At this point the meeting erupted again with rank-and-file members demanding to know why a vote could not be taken. Finally, one member asked, “It is 3:00 p.m. Can you let us know what you are doing?”
A different member of the bargaining committee quickly moved to end the meeting, saying, “We don’t know what we’re doing yet. We have to take a caucus. I'm sorry, we’re going to have to end this meeting.” She added, “Your voice has been heard. Umm, we’ll get back to you.”
The bargaining committee members then signed off of the meeting while being shouted down by members. “No more private meetings!” “Just take a vote!” “So we show up to bargaining and then watch you throw the contract in the toilet.”
In a more pointed comment, one student shouted, “Why should we trust you that our voice is being heard? What evidence or precedent have you ever given us to trust you for a single thing that our voice is being heard?”
Shortly after the call it was announced that the bargaining meeting would be canceled.
There was immense hostility among rank-and-file members, as well as a section of the bargaining committee to the machinations happening behind the scenes over the Columbia strike.
In fact, during the caucus Zoom meeting, rank-and-file student workers and sections of the bargaining committee already began mobilizing for a No vote and initiated a petition calling on the bargaining committee “to commit to not presenting new proposals.”
One graduate worker, who signed the petition, explained to the WSWS, “We weren't happy with a lot of the concessions being made today. ... I think some of these financial concessions seem especially harmful. We are hoping that the bargaining committee takes into consideration what many of us have requested, which is a vote on some of these issues. ... Although we are normally happy to have the BC speak on our behalf, I think some of what came up today brought about a lot of tension and disagreement. A democratic vote seems like a good step forward.”
Another graduate worker at Columbia told the WSWS afterward, “I can confidently say that the unit is determined to not only get the university to cave and give us third party arbitration. We are committed to wage increases that would allow graduate workers to actually live.”

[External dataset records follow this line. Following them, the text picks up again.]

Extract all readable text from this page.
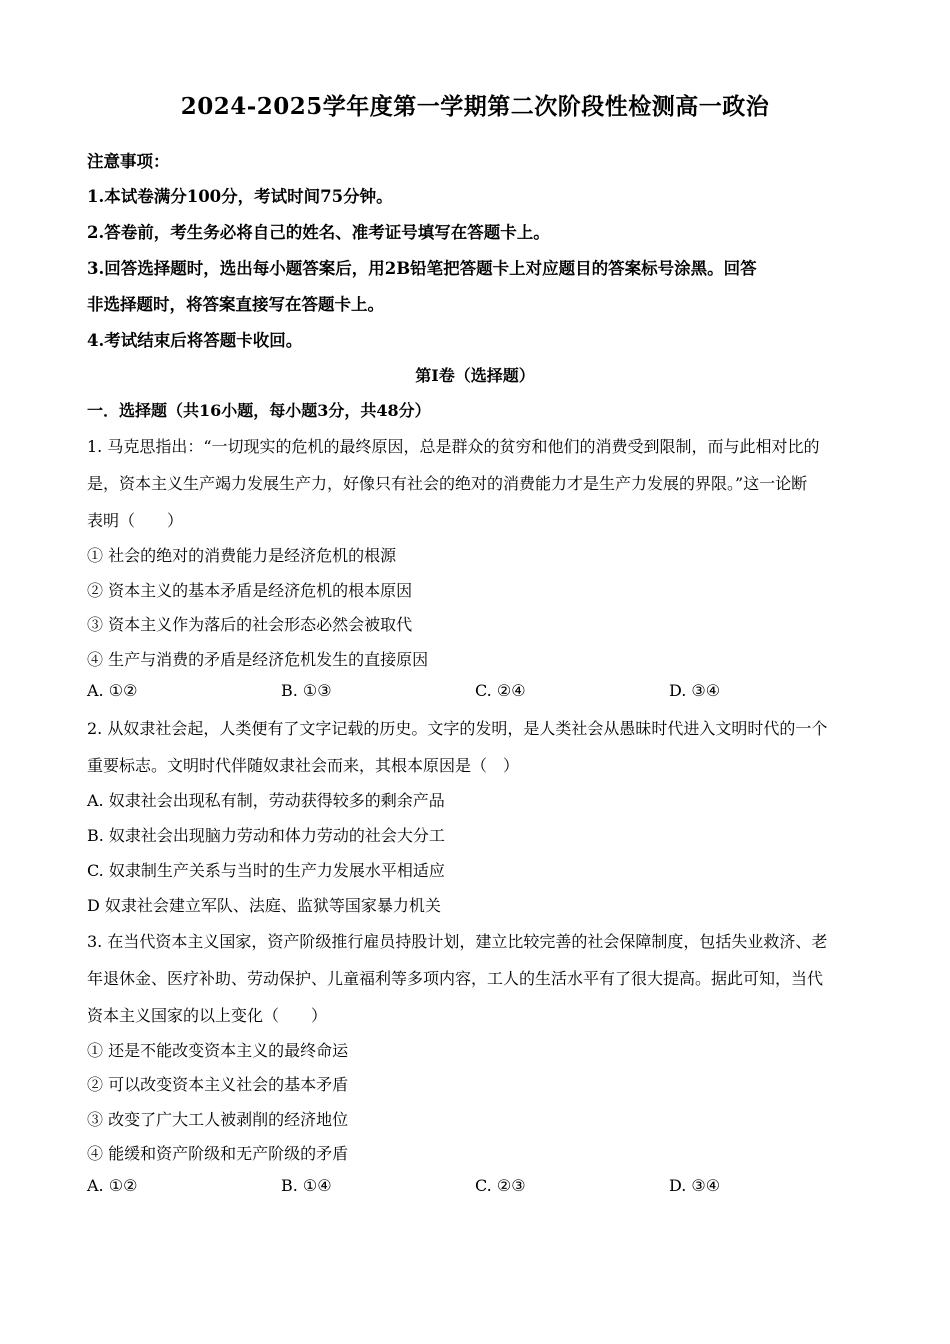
2024-2025学年度第一学期第二次阶段性检测高一政治
注意事项：
1.本试卷满分100分，考试时间75分钟。
2.答卷前，考生务必将自己的姓名、准考证号填写在答题卡上。
3.回答选择题时，选出每小题答案后，用2B铅笔把答题卡上对应题目的答案标号涂黑。回答
非选择题时，将答案直接写在答题卡上。
4.考试结束后将答题卡收回。
第Ⅰ卷（选择题）
一．选择题（共16小题，每小题3分，共48分）
1. 马克思指出：“一切现实的危机的最终原因，总是群众的贫穷和他们的消费受到限制，而与此相对比的
是，资本主义生产竭力发展生产力，好像只有社会的绝对的消费能力才是生产力发展的界限。”这一论断
表明（　　）
① 社会的绝对的消费能力是经济危机的根源
② 资本主义的基本矛盾是经济危机的根本原因
③ 资本主义作为落后的社会形态必然会被取代
④ 生产与消费的矛盾是经济危机发生的直接原因
A. ①②	B. ①③	C. ②④	D. ③④
2. 从奴隶社会起，人类便有了文字记载的历史。文字的发明，是人类社会从愚昧时代进入文明时代的一个
重要标志。文明时代伴随奴隶社会而来，其根本原因是（　）
A. 奴隶社会出现私有制，劳动获得较多的剩余产品
B. 奴隶社会出现脑力劳动和体力劳动的社会大分工
C. 奴隶制生产关系与当时的生产力发展水平相适应
D 奴隶社会建立军队、法庭、监狱等国家暴力机关
3. 在当代资本主义国家，资产阶级推行雇员持股计划，建立比较完善的社会保障制度，包括失业救济、老
年退休金、医疗补助、劳动保护、儿童福利等多项内容，工人的生活水平有了很大提高。据此可知，当代
资本主义国家的以上变化（　　）
① 还是不能改变资本主义的最终命运
② 可以改变资本主义社会的基本矛盾
③ 改变了广大工人被剥削的经济地位
④ 能缓和资产阶级和无产阶级的矛盾
A. ①②	B. ①④	C. ②③	D. ③④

Another rank-and-file member who was on the call also confirmed that the lowering of the demands was “not well received,” and that it appeared that the union’s efforts to ram through the deal had been thwarted only because of the students’ opposition. He said, “I’m very much for expanding the strike, fundraising for the strike and continuing outreach to bring more attention to it.” He issued the following call to fellow strikers at Columbia:
Elements of the bargaining committee are asking us to concede to the university's position that graduate students, in withholding their essential labor, have only enough power to be minimally recognized as human. To accept that we can either be paid only slightly more, in a world of rising costs and disappearing opportunities in academia or be granted access to neutral arbitration and seek for ourselves the recourse that injustice demands, but not both. The bargaining committee thinks that the unit does not have the collective will to demand a better life for ourselves and a more just world for workers everywhere, and I would call upon my fellow graduate students to prove them wrong.